Based on the changing nature of data analytics and the requirement to access large amounts of disparate data, organizations need a new approach to data access. Data warehouses provided access to structured data, and data lakes handled the unstructured and semistructured data. At this stage, it was far too difficult to access both stores as an integrated entity. A modern data stack combines the best of data warehouses and data lakes. It supports business intelligence and machine learning technologies in one platform that can store all types of data and provide it with a cloud-like, multiresource, self-service interface for data scientists. See A self-service modern data stack interface for data scientists.
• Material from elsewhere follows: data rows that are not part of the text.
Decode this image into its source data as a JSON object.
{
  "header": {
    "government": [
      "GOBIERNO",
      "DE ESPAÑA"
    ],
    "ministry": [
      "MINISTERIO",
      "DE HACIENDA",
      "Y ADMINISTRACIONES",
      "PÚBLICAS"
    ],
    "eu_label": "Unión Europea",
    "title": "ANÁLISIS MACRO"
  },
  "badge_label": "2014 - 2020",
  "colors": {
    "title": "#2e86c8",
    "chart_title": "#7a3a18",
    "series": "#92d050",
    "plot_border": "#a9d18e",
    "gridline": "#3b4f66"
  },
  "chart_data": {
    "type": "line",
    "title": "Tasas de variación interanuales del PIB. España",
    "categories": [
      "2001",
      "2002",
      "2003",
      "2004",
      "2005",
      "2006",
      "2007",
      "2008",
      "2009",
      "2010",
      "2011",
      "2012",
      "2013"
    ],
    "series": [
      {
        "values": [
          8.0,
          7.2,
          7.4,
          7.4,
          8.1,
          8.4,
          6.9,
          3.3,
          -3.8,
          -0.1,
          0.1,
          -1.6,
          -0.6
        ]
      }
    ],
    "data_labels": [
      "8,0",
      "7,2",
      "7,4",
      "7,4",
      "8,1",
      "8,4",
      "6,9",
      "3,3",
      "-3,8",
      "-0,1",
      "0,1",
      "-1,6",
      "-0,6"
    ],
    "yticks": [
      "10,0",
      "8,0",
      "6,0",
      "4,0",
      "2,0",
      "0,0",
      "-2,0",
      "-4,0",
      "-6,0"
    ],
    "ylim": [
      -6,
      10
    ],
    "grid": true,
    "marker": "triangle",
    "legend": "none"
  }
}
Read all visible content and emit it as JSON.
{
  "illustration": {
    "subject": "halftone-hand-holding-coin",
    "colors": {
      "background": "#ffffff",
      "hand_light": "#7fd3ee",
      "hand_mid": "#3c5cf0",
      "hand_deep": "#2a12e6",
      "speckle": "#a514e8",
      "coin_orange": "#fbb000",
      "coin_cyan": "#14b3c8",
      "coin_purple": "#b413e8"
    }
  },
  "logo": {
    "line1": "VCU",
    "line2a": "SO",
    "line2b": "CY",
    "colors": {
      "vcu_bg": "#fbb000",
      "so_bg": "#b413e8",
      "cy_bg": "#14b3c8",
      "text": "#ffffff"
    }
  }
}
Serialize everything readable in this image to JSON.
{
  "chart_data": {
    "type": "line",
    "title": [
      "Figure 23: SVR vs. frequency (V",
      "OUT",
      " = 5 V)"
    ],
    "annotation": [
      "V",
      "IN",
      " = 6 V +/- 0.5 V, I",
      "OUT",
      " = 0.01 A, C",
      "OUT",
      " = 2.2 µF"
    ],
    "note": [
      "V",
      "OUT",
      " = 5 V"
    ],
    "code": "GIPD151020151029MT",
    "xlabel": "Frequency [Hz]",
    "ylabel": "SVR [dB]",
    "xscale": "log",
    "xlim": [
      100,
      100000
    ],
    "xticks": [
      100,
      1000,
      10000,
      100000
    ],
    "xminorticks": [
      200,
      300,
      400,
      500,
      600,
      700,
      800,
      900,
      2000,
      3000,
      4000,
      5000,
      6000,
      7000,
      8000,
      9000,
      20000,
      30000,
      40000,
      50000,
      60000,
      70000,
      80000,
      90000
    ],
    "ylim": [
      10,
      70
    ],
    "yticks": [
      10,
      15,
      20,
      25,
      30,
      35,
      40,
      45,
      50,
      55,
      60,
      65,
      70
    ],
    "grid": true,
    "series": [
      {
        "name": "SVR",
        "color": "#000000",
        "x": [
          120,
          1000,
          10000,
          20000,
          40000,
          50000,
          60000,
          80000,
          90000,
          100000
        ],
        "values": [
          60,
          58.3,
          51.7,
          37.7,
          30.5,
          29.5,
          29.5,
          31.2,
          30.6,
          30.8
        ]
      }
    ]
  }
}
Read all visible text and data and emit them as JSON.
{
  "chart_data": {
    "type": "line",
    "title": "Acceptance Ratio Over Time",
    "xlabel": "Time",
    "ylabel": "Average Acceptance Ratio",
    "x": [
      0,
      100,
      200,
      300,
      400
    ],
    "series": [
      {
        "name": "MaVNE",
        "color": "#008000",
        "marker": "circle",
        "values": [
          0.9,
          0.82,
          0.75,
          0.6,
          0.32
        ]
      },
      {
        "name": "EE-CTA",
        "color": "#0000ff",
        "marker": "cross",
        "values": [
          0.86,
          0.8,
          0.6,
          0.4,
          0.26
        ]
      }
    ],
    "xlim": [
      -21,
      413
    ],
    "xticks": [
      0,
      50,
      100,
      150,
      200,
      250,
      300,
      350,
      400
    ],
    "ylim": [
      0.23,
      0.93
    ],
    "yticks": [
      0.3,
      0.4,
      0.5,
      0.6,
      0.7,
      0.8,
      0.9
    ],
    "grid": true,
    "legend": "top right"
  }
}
This validated design offers an on-premises or co-located alternative to cloud-based modern data stacks. It includes Spark, Kafka, Delta Lake by Databricks, and Symcloud Platform, which provides a cloud-native, self-service, on-demand platform. The solution is built on Intel-based Dell PowerEdge servers, Dell PowerSwitch networking, and Dell PowerScale or Dell ECS storage. See The Dell Validated Design for Analytics — Modern Data Stack. It delivers the ability to organize, orchestrate and automate compute, storage, and environments for the user from a single interface. That interface speeds access to results by removing many of the hurdles that data scientists and data engineers traditionally encounter when working with infrastructure.
This open data management platform combines the flexibility, cost-efficiency, and scale of data lakes with the data management and ACID transactions of data warehouses. The platform enables business intelligence and machine learning on structured, semistructured, and unstructured data from a single source.